If you are experiencing pain or urination problems, your doctor first asks about your medical history, performs a physical exam, and analyzes a sample of your urine. He or she may then recommend additional testing to determine the cause of your symptoms.
At NYU Langone, diagnostic tests for ureteral stricture include the following.
Your doctor may recommend that you have an ultrasound test, which uses sound waves to produce images on a high definition monitor. The results can help to establish whether the kidneys are enlarged due to a stricture. The images may also identify blockages in the ureters leading to and from the kidneys.
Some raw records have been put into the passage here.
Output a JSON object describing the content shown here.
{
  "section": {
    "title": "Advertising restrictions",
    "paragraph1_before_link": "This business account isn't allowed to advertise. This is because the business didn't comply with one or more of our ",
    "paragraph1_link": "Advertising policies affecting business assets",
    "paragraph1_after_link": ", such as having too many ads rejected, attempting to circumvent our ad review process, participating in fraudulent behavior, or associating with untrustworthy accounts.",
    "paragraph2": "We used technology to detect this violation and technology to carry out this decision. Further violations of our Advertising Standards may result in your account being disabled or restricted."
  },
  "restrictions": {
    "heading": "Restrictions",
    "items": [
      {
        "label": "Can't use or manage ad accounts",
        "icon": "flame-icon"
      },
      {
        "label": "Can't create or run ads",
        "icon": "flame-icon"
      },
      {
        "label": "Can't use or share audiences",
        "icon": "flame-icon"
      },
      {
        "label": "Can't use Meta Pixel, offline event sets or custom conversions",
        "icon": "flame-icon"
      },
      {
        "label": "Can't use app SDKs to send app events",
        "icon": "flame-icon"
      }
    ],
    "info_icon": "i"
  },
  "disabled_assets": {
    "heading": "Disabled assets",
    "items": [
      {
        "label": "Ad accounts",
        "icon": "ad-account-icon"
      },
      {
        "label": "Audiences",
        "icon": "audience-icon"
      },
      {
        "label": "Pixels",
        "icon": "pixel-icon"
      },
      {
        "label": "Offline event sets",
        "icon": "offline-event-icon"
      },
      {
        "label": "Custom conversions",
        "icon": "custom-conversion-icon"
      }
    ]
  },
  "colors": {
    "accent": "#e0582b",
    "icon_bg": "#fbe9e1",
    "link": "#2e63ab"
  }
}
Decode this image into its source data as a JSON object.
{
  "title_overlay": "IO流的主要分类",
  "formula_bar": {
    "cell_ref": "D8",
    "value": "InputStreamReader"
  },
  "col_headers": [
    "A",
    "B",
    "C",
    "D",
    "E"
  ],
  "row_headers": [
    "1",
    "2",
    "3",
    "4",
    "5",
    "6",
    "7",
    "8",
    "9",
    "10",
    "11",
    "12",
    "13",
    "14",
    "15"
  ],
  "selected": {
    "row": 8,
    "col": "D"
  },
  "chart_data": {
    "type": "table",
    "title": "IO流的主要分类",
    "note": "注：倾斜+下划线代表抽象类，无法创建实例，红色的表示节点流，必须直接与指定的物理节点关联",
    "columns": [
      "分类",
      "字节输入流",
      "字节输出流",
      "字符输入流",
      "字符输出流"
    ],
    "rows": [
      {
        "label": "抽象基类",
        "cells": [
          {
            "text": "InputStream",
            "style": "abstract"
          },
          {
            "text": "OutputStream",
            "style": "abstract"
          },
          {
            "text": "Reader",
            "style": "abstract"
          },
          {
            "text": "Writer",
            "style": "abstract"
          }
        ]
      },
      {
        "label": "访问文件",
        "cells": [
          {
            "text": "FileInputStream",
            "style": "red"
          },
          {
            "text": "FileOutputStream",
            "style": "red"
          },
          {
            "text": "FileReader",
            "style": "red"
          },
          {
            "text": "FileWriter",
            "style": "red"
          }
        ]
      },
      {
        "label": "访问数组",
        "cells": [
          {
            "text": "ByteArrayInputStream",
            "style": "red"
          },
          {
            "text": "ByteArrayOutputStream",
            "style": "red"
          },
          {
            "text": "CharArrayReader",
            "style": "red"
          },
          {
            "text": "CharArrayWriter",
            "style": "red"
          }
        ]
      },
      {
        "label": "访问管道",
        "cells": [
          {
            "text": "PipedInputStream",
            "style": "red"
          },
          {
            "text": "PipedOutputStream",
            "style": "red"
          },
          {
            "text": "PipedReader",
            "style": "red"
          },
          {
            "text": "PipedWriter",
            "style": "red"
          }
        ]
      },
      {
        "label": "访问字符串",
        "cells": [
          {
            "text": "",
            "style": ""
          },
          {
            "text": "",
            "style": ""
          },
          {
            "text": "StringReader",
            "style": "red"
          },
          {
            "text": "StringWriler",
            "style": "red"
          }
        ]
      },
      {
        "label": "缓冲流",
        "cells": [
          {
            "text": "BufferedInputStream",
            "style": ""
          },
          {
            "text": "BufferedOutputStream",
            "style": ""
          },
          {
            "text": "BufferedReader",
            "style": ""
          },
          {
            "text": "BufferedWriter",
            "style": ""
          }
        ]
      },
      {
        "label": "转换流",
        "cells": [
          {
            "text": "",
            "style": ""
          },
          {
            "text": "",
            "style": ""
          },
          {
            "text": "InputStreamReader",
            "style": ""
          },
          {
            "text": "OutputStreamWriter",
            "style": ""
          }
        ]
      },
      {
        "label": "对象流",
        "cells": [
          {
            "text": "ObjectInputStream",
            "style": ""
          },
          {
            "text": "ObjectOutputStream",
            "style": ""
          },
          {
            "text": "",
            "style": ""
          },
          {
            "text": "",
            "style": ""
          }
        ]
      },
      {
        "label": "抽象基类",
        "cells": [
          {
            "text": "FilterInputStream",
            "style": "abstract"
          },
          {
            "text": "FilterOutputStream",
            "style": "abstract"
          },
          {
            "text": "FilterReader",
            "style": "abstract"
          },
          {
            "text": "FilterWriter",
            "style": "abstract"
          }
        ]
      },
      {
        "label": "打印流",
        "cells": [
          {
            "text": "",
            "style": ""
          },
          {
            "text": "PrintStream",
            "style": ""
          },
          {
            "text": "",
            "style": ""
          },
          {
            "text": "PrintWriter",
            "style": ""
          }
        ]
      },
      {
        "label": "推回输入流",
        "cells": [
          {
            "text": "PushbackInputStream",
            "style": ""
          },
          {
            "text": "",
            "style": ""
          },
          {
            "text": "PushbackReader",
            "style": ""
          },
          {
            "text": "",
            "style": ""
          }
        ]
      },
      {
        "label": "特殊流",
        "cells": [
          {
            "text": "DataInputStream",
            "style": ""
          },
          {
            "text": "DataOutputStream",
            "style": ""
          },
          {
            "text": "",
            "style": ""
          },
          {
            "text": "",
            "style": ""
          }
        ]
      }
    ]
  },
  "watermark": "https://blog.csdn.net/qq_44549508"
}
A CT scan can provide a better view of the urinary tract. This test uses X-rays and a computer to create cross-sectional, three-dimensional images.
The doctor may give you a contrast agent, or dye, by injection. This enhances the image.
The information provided by a CT scan helps the doctor decide the cause, location, and extent of the stricture. It can also help the doctor to decide on the best approach to treatment.
In MRI scans, a magnetic field and radio waves are used to create two- and three-dimensional images of organs and tissues in the body. This test helps NYU Langone doctors to view the urinary tract and rule out other causes of urinary obstruction, such as a tumor, and can help the doctor determine what type of treatment is best.
A renal scan of the urinary tract is a test used to evaluate kidney function and determine the extent of ureter obstruction. A renal scan is a nuclear imaging test that reveals how long it takes for urine to flow from the kidneys to the bladder. The test is very effective in identifying obstructions in the urinary tract, as well as measuring the function of the affected kidney.
During this test, a radiologist injects a small amount of radioactive substance into a vein. The kidneys filter the tracer, and a special nuclear scanner is used to take pictures of the kidneys as the material travels to the bladder.
A retrograde ureteroscopy uses X-rays and a contrast dye injected into the ureter to determine if something is blocking the urinary tract.
During this procedure, a doctor inserts a thin, flexible tube called a ureteroscope into the urethral opening, passing it through the bladder to the ureter. The doctor then inserts a small catheter through the ureteroscope into the opening of the ureter. Dye is injected through the catheter, and X-rays are taken to determine if a ureteral stricture is the cause of the blockage.
The ureteroscope with a camera attached can also be passed up to the stricture to allow the doctor to directly visualize the stricture. Sometimes, the doctor obtains a biopsy of the stricture at this time.